Depois da onda conservadora que surpreendeu o país no primeiro turno das eleições, ninguém segura o otimismo do mercado. Na cabeça do investidor médio, Jair Bolsonaro (PSL) vai aprovar o que quiser no Congresso e salvará o país. O clima de torcida tomou contas das mesas de operações: juros caem e o real se valoriza.
Analistas respeitados encontram dificuldade para alertar seus clientes dos riscos de um governo Bolsonaro, que não são poucos. São tachados de “petistas” e espalham-se rumores de que buscam uma vaga num eventual governo de Fernando Haddad (PT).
E aqui não estamos nem falando dos riscos mais graves, que é o desrespeito ao direito das minorias, o aumento do desmatamento, a mistura entre ciência e religião nas escolas. Vamos nos concentrar apenas nos riscos econômicos.
A despeito do bom desempenho que o candidato terá nas urnas se as pesquisas de intenções de voto se confirmarem, ele não terá vida fácil quando subir a rampa do Palácio do Planalto. E seu primeiro desafio será o mesmo que atormenta os mandatários brasileiros há anos, só que dessa vez com premência maior dada a frágil situação fiscal: a reforma da Previdência.
Ainda não se sabe o que exatamente Bolsonaro propõe nessa área, já que ele evita falar de temas como déficit previdenciário ou idade mínima de aposentadoria. Seu guru econômico, Paulo Guedes, menciona apenas a adoção de um sistema de capitalização em cada um financiaria sua própria aposentadoria, sem detalhar como cobrir o rombo do modelo atual.
No entanto –supondo que os assessores mais próximos de Bolsonaro superem algumas convicções arraigadas de que a reforma da Previdência sequer é necessária, deem voltas e mais voltas, mas cheguem a conclusão que não dá para fugir muito do que foi proposto por Michel Temer–, o novo presidente terá forças para aprová-la? Há muitas dúvidas a esse respeito. É só fazer as contas.
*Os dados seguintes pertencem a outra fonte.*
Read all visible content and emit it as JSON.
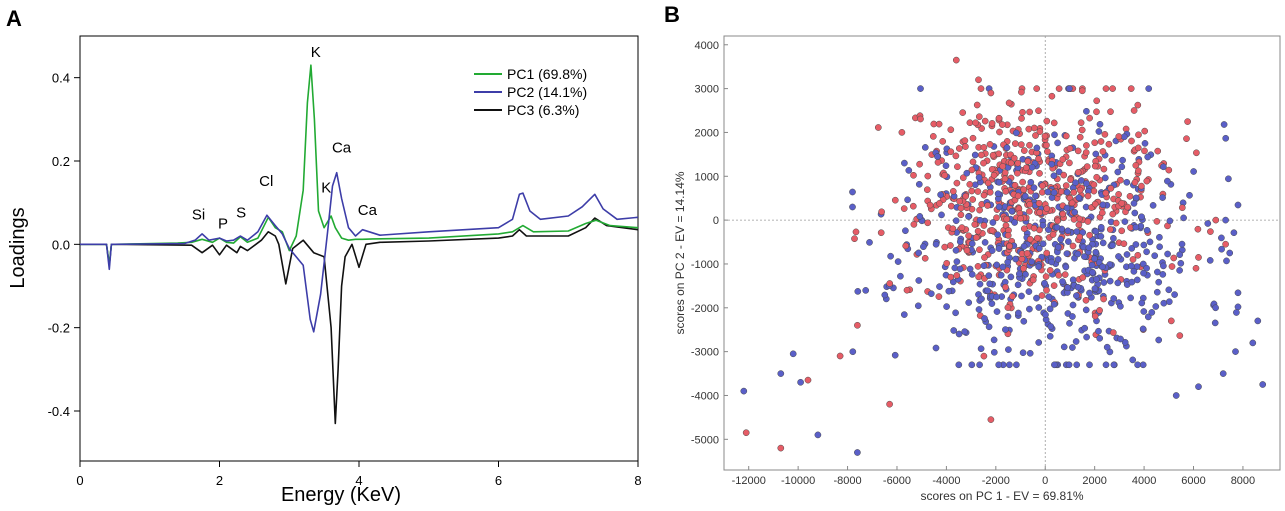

Para se passar uma proposta de emenda constitucional como a reforma da Previdência, é preciso conquistar 308 votos ou dois terços do Congresso. O PSL saiu da condição de partido nanico para a segunda bancada da Câmara, com 52 representantes, mas ainda assim representa apenas 10% do total.
Bolsonaro enfrentará uma oposição estridente de 110 deputados formada pelos partidos de esquerda: PT, PSB, PSOL, PC do B, Rede. Logo, se quiser passar a reforma da Previdência, vai precisar do apoio do “centrão” (DEM, PP, PSD, PRB, Solidariedade) do MDB e até do PSDB. Muitos políticos já flertam com um governo Bolsonaro, mas, ninguém se engane, cobrarão sua fatura.
O candidato vem dizendo que reduzirá o número de ministérios e que não dividirá o poder em troca de apoio. Repete que vai governar com as bancadas –da bala, do agronegócio, etc– ignorando os líderes partidários. Será que isso é possível? Difícil acreditar.
E num exercício de futurologia, o que fará Bolsonaro no fim de 2019 se não aprovar a reforma da Previdência, o mercado se desencantar, e a recessão voltar? Vai jogar a população contra o Congresso, que estaria atrapalhando seus planos de resgate do país, e se apoiar nos militares?
“Os riscos de um governo Bolsonaro são absurdamente elevados. O mercado já se equivocou outras vezes e pode se enganar de novo, mas dessa vez o preço será muito alto. Não temos mais espaços para erros”, disse à coluna Sérgio Vale, economista-chefe da MB Associados.